Иногда я подпускаю немного юмора. Вытаскиваю из большого коричневого конверта бумагу и говорю голосом ведущего какого-нибудь скандального вечернего шоу: «Что до восьмимесячного младенца Коуба Джордана Карима Лаборна Мэйуезера Третьего, то я не являюсь его отцом… А жаль». Глядя на меня, мамаша закатывается от смеха и роняет ребенка в обкаканных подгузниках прямо в мои протянутые руки.

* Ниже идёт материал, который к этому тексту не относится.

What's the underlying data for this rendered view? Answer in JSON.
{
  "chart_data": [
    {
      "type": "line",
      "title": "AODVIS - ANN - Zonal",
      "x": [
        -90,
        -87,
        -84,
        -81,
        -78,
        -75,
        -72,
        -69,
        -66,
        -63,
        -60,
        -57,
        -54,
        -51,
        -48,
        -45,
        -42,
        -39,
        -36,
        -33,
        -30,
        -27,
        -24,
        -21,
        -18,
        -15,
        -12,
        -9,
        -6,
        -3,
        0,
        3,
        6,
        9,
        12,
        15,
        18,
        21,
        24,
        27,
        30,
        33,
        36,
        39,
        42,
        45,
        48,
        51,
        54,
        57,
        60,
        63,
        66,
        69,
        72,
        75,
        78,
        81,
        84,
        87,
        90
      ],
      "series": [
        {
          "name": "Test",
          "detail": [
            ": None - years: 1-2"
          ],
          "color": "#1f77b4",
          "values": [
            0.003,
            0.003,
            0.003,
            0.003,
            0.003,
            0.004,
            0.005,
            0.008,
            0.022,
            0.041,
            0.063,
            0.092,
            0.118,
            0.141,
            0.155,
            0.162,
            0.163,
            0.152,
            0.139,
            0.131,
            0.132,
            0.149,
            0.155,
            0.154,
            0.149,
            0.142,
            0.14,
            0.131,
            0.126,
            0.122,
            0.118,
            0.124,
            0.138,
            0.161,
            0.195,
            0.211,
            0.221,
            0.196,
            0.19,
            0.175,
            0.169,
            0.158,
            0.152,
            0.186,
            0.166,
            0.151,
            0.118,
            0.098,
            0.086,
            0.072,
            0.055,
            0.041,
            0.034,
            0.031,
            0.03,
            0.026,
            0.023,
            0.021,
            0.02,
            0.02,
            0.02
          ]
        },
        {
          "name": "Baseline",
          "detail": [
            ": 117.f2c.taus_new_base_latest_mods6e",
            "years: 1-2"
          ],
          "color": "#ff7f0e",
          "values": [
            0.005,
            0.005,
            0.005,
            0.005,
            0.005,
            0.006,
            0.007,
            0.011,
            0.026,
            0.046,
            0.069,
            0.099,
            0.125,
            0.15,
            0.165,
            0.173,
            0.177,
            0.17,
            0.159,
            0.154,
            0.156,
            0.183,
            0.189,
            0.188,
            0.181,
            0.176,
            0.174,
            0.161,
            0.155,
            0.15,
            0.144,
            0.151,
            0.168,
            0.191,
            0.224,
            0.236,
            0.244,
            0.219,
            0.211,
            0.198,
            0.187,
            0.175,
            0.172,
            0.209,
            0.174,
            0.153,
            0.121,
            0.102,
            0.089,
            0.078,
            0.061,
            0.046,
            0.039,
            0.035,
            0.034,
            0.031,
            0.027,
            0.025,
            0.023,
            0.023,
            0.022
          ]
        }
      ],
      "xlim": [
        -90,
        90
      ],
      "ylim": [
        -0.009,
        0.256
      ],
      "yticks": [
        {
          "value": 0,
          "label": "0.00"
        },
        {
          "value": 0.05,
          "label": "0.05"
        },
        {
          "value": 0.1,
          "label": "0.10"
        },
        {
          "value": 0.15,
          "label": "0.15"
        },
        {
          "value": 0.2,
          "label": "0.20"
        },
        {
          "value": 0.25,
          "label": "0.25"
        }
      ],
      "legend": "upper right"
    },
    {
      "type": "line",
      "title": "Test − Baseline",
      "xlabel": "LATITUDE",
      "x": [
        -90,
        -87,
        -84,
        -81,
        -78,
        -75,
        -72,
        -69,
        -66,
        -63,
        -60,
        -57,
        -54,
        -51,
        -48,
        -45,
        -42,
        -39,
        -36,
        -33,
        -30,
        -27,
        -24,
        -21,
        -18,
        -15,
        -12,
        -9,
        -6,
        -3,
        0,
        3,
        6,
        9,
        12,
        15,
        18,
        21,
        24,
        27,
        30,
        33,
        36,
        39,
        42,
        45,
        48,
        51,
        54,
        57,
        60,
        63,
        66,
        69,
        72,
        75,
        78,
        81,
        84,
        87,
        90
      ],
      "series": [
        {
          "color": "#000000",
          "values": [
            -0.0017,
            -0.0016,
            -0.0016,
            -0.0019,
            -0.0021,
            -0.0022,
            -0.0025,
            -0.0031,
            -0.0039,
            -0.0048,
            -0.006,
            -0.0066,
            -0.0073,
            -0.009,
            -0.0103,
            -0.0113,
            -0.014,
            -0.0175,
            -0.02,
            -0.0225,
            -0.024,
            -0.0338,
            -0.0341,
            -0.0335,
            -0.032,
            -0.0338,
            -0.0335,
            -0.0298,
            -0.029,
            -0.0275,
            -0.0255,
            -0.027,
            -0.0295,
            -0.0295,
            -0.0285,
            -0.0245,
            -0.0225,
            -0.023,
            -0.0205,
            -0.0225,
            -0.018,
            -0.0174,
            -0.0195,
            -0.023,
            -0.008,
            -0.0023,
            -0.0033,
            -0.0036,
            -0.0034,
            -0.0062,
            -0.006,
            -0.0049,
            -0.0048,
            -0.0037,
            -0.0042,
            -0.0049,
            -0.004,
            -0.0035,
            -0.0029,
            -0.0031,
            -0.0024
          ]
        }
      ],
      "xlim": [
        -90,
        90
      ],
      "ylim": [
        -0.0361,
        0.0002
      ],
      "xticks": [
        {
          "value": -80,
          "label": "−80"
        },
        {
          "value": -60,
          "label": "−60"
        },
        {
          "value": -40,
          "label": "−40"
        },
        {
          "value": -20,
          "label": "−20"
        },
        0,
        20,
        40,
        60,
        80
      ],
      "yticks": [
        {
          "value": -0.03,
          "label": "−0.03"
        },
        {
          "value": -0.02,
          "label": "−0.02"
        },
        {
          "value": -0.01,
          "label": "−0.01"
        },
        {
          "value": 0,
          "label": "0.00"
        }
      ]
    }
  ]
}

Но чаще дело обстоит гораздо сложнее. Вечерний воздух буквально наэлектризован отчаяньем «Mississippi Goddam»[48], мешая сосредоточиться. Фиолетовые синяки на лице и на руках, с плеч кокетливо соскальзывает махровый халат, и ты понимаешь, что это не женщина, а мужчина, накачавший себя гормонами так, что у него выросла грудь. Ты видишь его бритый лобок, женственно-округлые бедра, а тот, кто размахивает монтировкой, – доминантный, широкоплечий, в футболке и бейсболке с козырьком, повернутым набок, – может, он и мужчина, а может, только похож, – и вот оно нервно вышагивает по крытой стоянке, обещая проломить мне башку, если только я скажу хоть одно неосторожное слово. А младенец в голубых пеленках, потому что голубое – это цвет банды «калеки», так надрывается от плача, что хочется его заткнуть, но иногда не издает ни звука, и я пугаюсь, что он уже мертв. И фоном, за раздувающимися, как парус, занавесками, что рвутся наружу через приоткрытые стеклянные двери, всегда маячит размытый силуэт Нины Симоне. Отец давно предупреждал меня, каких женщин стоит опасаться. Женщины, чья жизнь разрушена наркотиками и каким-нибудь подонком. Разочарованные в любви и тоскующие по ней, они курят сигареты одну за другой, часами просиживают в темноте с прижатой к уху телефонной трубкой, пытаясь дозвониться на радио K-Earth 101 FM («Для тех, кому за…»), чтобы заказать песню Нины Симоне или что-нибудь из «Ширэлз»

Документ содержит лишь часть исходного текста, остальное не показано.